Dann kam es mal vor, dass er mitten in der Nacht anrief. Weiter ging es mit Vergesslichkeit, Unzuverlässigkeit bis hin zu ständiger Jammerei.
Als ich ihn ansprach und ihm klar sagte, dass ich denke, er hätte ein Problem, da nannte er mir folgende Gründe dafür, dass er trinken würde :
- Einsamkeit
- Selbstzweifel (Stichwort : was hab ich erreicht in meinem Leben ?)
- fehlende Motivation / Antrieb
Klang ein wenig nach Depressionen und das er sich mit dem Alkohol den Alltag erträglich säuft.
Er meinte, wenn er nicht mehr allein wäre und wieder Schwung in sein Leben käme, dann käme er ganz leicht wieder vom Alkohol weg.
Ich fing an, mich durch Foren zu lesen, mit Freunden zu sprechen und mir klar zu werden, dass ich hier ernsthaft schauen muss, wo meine Grenzen sind (was will ich ? was tut mir gut, was nicht?)
Einfach aufgeben wollte ich nicht. Ich musste sehen, was dahintersteckt. Ich nahm mir frei und schlug ihm vor, dass ich zu ihm fahre und wir diese Zeit für uns nutzen. Mein erster längerer Urlaub nach langer Zeit.
Die ersten 3 Tage waren schön. Er musste zwar arbeiten- aber es blieb viel Zeit übrig für uns. Am 4. Tag wurde er launischer, hektisch und zunehmend unruhiger. Er verschwand dann abends kurz und kam mit einer Fahne wieder. Die nächsten Tage waren ähnlich. Morgens war er dann völlig kaputt und müde, mittags kamen SMS mit " hab Magenprobleme und Schlafstörungen" usw.
Da wurde mir klar : Egal was er sagt- es ist eine Sucht und die geht nicht einfach wieder weg, wenn ich zu ihm ziehe. Er trinkt mittlerweile nicht mehr aus Einsamkeit, Selbstzweifel oder Langeweile, sondern weil er es braucht- inakzeptabel für mich. GRENZE gefunden
Genau SO sagte ich es ihm auch, als er nüchtern war. Ich glaube, er war selber erschrocken, denn ihm wurde da auch erst richtig bewusst, dass er sich widersprach- denn er war nicht allein, ich zeigte ihm meine Liebe und gab ihm Bestätigung und ich sorgte für Schwung, Ideen, Spaß.
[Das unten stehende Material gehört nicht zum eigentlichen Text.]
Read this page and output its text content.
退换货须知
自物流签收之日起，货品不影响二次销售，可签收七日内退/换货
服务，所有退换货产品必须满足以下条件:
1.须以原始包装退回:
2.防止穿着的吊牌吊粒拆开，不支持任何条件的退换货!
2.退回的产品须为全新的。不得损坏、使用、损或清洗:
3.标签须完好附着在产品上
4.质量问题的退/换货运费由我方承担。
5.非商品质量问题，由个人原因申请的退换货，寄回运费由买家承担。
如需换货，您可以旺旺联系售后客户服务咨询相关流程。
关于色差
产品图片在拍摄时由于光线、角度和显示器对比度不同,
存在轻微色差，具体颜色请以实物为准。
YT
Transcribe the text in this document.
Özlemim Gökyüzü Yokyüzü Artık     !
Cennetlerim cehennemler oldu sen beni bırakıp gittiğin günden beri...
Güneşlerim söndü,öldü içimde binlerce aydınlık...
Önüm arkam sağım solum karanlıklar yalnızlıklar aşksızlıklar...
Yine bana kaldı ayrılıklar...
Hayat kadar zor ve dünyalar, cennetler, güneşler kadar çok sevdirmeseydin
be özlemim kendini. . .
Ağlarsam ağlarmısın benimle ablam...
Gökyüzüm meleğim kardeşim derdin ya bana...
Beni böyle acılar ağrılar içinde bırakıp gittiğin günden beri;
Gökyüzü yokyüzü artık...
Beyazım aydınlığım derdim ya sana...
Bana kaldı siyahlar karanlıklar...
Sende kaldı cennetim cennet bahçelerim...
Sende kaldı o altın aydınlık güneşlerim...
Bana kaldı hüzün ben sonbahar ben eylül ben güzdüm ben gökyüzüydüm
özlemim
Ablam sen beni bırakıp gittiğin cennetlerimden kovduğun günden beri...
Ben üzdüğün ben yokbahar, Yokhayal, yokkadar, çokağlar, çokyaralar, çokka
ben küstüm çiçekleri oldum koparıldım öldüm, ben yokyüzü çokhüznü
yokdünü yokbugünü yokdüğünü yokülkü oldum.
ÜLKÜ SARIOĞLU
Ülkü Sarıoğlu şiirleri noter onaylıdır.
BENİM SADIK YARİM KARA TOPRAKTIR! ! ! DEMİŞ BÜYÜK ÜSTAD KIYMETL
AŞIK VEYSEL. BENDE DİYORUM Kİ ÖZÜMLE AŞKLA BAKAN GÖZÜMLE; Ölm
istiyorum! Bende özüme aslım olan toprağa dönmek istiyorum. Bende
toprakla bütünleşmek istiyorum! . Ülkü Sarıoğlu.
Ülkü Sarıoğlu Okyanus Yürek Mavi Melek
Und dennoch war der Drang nach Alkohol da.
Ich sagte ihm deutlich, dass ich auf dieser Basis mein gewohntes Umfeld nicht verlasse. Ich ziehe nicht zu ihm und lasse Freunde, Familie und Kollegen zurück, für einen Partner, der trinkt. Das würde uns beide kaputt machen. --> Grenze definiert (dem Partner gegenüber).
Nun "kämpfe" ich mit der Reaktion. Ich kann Gefühle nicht abstellen. Ich weiß aber, was ich will und was ich NICHT will. Ausgesprochen habe ich es.
Die Reaktion von ihm war, dass er was tun möchte. Er sagt, er wäre bereit dazu. Ich lasse ihn also machen und versuche derweil, 350 Kilometer entfernt, meine Woche nach meinen Vorstellungen zu gestalten.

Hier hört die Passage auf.